We do it to every living thing and pretend we don’t. Anything but that. That’s what we say.

Awake and Not

I woke and thought about dying. I didn’t feel right or like I might expire.

There was no pain or discomfort, just a sense of something not working or not wanting to anymore. I changed sides but the feeling remained.

I was just going to end here. Not even a whimper. It was hard to get back to sleep.

Thanks for What?

Leaders never lead. Communicators are never on Communication Committees. If she says, “I am the most loyal person”, you know she isn’t. If he says, “I am wise”, he is the opposite. “My door is always open”, and it never is.

As broad and simple as it sounds, it’s really an ugly thing, the reason for the missiles and executions, the world going to hell all around us. Hope remains the thing. Thanks for nothing.

Malaise or Deep Vein Thrombosis?

I have been anxiety-ridden as of late, much of which is due to writing the final book of my speculative work, The Cx Trilogy. I’ve recently written notes for the outline and even glanced through the first few pages but have mostly been plagued by inertia. Distracted by my literary angst, I packed my toiletries into my luggage for the flight to Greenland, forgetting that I needed my dose of blood-thinner.

I didn’t realize the oversight until boarding and had to accept that I would be fine as long as I walked about on the four-hour flight. I looked down at the continent and then went through the list of the films, stumbling upon Steven Soderbergh’s Let Them All Talk starring Meryl Streep as a well-known author named Alice Hughes.

I was pleasantly surprised by the film which featured literary angst, engaging dialogue and a cleverly entwined plot until I was surprised (spoiler alert!!) to see Ms. Hughes suddenly die of Deep Vein Thrombosis. I got up immediately to walk.

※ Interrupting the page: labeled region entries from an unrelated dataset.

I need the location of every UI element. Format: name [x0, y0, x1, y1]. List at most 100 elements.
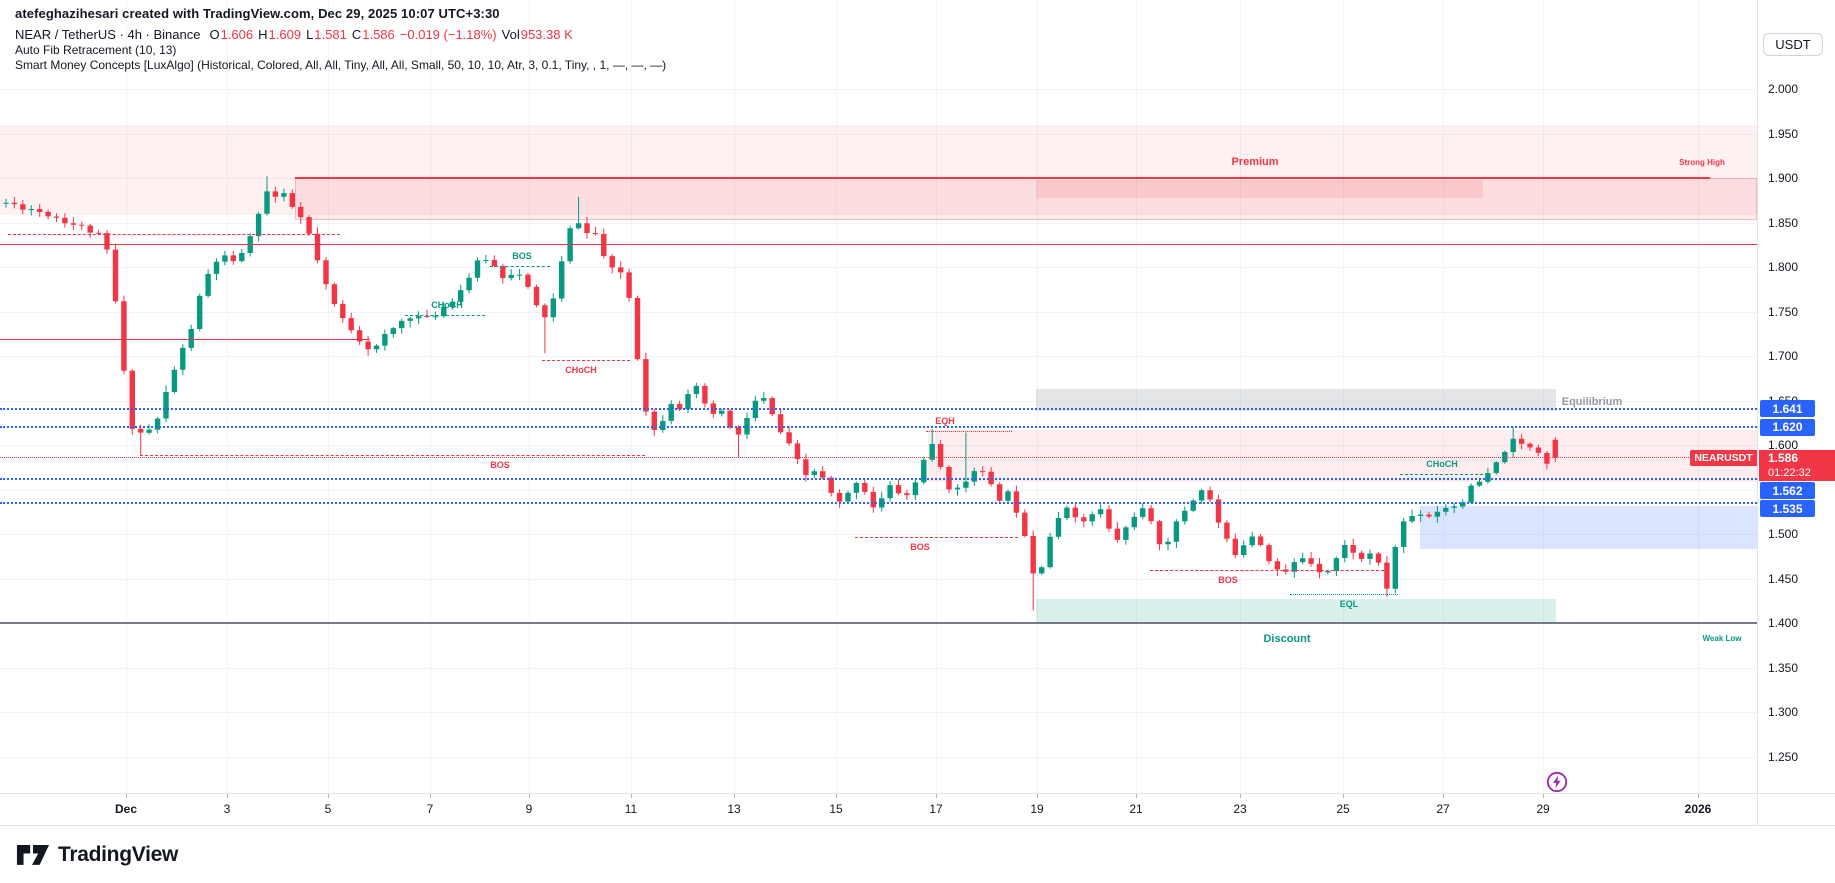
tradingview-logo[interactable]: TradingView	[16, 841, 178, 868]
alert-line[interactable]	[0, 407, 1757, 410]
price-scale-tick: 1.750	[1768, 304, 1799, 319]
time-axis-tick	[734, 794, 735, 798]
smc-label-bos: BOS	[512, 251, 532, 261]
smc-label-equilibrium: Equilibrium	[1561, 395, 1623, 408]
gridline-horizontal	[0, 667, 1757, 669]
time-axis-label: 19	[1030, 802, 1044, 816]
time-axis-tick	[1443, 794, 1444, 798]
tradingview-wordmark: TradingView	[58, 842, 179, 866]
smc-label-premium: Premium	[1231, 155, 1279, 168]
event-lightning-icon[interactable]	[1546, 771, 1568, 793]
time-axis-tick	[126, 794, 127, 798]
time-axis-tick	[631, 794, 632, 798]
gridline-horizontal	[0, 133, 1757, 135]
price-alert-label[interactable]: 1.535	[1760, 500, 1815, 518]
time-axis-tick	[1698, 794, 1699, 798]
price-scale-tick: 1.800	[1768, 260, 1799, 274]
price-scale-tick: 1.950	[1768, 126, 1799, 141]
price-alert-label[interactable]: 1.562	[1760, 482, 1815, 500]
smc-structure-line	[855, 536, 1018, 538]
alert-line[interactable]	[0, 501, 1757, 504]
demand-zone	[1420, 506, 1757, 550]
indicator-fib-retracement[interactable]: Auto Fib Retracement (10, 13)	[15, 43, 177, 57]
publication-watermark: atefeghazihesari created with TradingVie…	[15, 6, 500, 21]
smc-label-choch: CHoCH	[431, 299, 463, 310]
time-axis[interactable]: Dec 3 5 7 9 11 13 15 17 19 21 23 25 27 29 2026	[0, 793, 1757, 825]
gridline-vertical	[529, 0, 530, 793]
smc-structure-line	[405, 314, 485, 316]
time-axis-label: 29	[1536, 802, 1550, 816]
old-level-dashed	[8, 234, 340, 235]
fib-line-high	[0, 243, 1757, 245]
price-scale-tick: 1.400	[1768, 616, 1799, 630]
currency-unit-button[interactable]: USDT	[1763, 33, 1823, 56]
gridline-horizontal	[0, 489, 1757, 491]
time-axis-tick	[936, 794, 937, 798]
time-axis-label: 17	[929, 802, 943, 816]
time-axis-tick	[1343, 794, 1344, 798]
smc-label-choch: CHoCH	[565, 365, 597, 376]
gridline-horizontal	[0, 756, 1757, 758]
smc-structure-line	[1400, 474, 1483, 476]
price-scale-tick: 1.350	[1768, 660, 1799, 675]
equilibrium-zone	[1036, 388, 1556, 412]
time-axis-label: 7	[426, 802, 434, 816]
price-scale[interactable]: USDT 2.000 1.950 1.900 1.850 1.800 1.750 1.700…	[1757, 0, 1835, 793]
time-axis-tick	[529, 794, 530, 798]
alert-line[interactable]	[0, 426, 1757, 429]
gridline-vertical	[1037, 0, 1038, 793]
smc-structure-line	[926, 430, 1012, 432]
price-scale-tick: 1.700	[1768, 349, 1799, 363]
last-price-value: 1.586	[1768, 450, 1799, 465]
gridline-horizontal	[0, 534, 1757, 535]
smc-label-discount: Discount	[1263, 632, 1311, 645]
price-scale-tick: 1.850	[1768, 215, 1799, 230]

Of course there was no real reason for alarm. Ms. Hughes’ case was severe and her writing far more of a success. It was funny, and that was it. Another moment of me thinking the world was about me.

Our Unspoken Selves

Our history is unspoken, a nightmare only the subconscious knows. Human nature is deceit, the oxymoron of how we honestly treat one another and what we pretend for ourselves. From now on, we will sleep no more.

There has never been a record of truth. That was the epiphany of the Nazis. It’s only getting worse now, where the shadows become real, and the nightmare is complete. Because, as horrible as they are, you and I are the very same.

Who I say I think I am

I try to think about who I am and what I know, but I don’t know what any of that means. It’s a thing off in the distance, someplace that I thought I might have been, even convinced myself of that, and have now lost.

I know what I want to be. No, that’s a lie too. Even if I said that I knew what I want, or that I thought that I knew that, I wouldn’t. The more I think that I know the who and what, the more I’m further from it because I think that. It’s a façade.

Confidence is the thing, believing in those lies is what makes you that you in you. The deeper you get, the further you are from the same. A gosh-darned paradox!

And so…something else. Drugs and whores! No confusion there. Or all confusion. Signs of it all gone awry. At least it’s not a façade. Or the façade of facades. Good copy anyway.